Codirigées par l’Institut Max Planck et l’Université de Tübingen en Allemagne, les découvertes de la nouvelle étude ont ainsi montré qu’une épidémie a touché la population de la région entre 1338 et 1339, soit peu de temps avant le siège de Crimée. Toutefois, depuis leur découverte, les inscriptions en syriaque sur les pierres tombales ont suscité la controverse chez les scientifiques, par rapport à leur pertinence en tant que début de l’émergence de la peste noire.
Aujourd’hui, grâce au séquençage de l’ADN des bactéries prélevées sur les corps, le mystère est peut-être enfin élucidé. Ces échantillons ont en effet été comparés à ceux prélevés et archivés historiquement, et s’avèrent être l’ancêtre commun qui aurait tout déclenché.« Ils sont la souche qui a donné naissance à la majorité des souches qui circulent dans le monde aujourd’hui », explique Johannes Krause, auteur principal de l’étude et directeur de l’Institut Max Planck d’anthropologie évolutive. « C’est vraiment comme le big bang de la peste », affirme-t-il.
L’origine confirmée en Asie centrale
Les chercheurs ont depuis longtemps estimé que la peste noire pouvait avoir découlé d’une diversification massive d’une souche bactérienne originelle, telle une sorte de « big bang de la peste ». Cependant, cet événement clé n’a jamais pu être daté avec précision, et l’on pensait qu’il se serait produit entre le XIVe et le XVe siècle, une fourchette d’estimation trop large et imprécise.
L’équipe de recherche de la nouvelle étude, publiée dans Nature, a reconstitué le génome complet des bactéries retrouvées dans des tombes kirghizes et analysé comment elles pourraient être liées à l’événement déclencheur. Les scientifiques ont alors découvert que les souches du Kirghizistan sont positionnées exactement au nœud de cet événement de diversification massive. Ils en ont alors conclu que la date d’origine exacte est 1338.
De plus, les souches modernes génétiquement les plus proches de la souche ancienne se trouveraient aujourd’hui dans les « réservoirs de peste », autour des montagnes du Tian Shan, donc très proches de l’endroit où la souche ancienne a été trouvée.
En tant que maladie zoonotique (qui se transmet de l’animal à l’homme), la peste vit en effet dans l’organisme des rongeurs, dits réservoirs de peste, puis est vectorisée par des parasites hémophages, comme les puces.
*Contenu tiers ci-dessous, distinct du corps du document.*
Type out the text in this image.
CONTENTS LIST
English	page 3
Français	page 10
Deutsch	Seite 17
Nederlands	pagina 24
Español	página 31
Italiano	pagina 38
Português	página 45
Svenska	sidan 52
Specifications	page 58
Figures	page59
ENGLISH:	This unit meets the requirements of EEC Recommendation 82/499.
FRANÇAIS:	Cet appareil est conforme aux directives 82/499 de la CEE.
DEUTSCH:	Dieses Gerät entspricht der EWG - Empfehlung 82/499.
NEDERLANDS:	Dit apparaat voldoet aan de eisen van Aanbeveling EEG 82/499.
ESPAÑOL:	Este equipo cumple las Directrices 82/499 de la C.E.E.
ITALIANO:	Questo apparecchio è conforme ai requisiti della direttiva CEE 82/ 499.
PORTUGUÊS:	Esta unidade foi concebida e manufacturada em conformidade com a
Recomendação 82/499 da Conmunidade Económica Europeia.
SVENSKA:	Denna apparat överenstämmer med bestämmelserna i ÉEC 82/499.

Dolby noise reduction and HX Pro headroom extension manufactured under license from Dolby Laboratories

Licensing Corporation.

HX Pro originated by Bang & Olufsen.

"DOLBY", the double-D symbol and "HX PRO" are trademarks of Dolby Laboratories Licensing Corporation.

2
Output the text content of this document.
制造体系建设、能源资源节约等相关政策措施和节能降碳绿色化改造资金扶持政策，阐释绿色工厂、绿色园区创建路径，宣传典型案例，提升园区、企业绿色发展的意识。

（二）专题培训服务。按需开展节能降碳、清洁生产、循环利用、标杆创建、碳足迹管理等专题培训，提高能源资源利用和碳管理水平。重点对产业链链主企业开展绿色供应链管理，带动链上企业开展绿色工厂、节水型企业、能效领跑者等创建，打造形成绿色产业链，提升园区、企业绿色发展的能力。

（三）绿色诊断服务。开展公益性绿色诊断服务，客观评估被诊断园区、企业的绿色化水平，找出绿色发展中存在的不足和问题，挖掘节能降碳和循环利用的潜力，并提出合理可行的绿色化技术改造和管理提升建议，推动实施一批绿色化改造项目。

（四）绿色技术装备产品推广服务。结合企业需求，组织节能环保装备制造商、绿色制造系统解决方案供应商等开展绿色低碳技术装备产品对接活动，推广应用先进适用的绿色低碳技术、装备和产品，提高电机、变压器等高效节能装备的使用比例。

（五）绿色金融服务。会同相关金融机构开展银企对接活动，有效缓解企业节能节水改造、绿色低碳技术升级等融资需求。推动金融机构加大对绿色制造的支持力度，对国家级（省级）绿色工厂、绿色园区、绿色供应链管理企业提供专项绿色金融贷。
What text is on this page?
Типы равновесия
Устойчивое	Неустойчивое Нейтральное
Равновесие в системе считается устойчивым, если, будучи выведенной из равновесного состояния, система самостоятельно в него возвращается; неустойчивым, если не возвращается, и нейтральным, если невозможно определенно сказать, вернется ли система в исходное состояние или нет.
Ainsi, l’ancienne souche d’Asie centrale qui a causé l’épidémie de 1338-1339 autour du lac Issyk-Koul proviendrait logiquement de l’un de ces réservoirs.
« Cela suggère que cette région pourrait être l’endroit où la peste est passée des animaux aux humains. Des milliers de génomes ont été analysés chez des rongeurs du monde entier. Mais les parents les plus proches de [la souche récupérée des tombes] se trouvent à cet endroit particulier », conclut Kraus.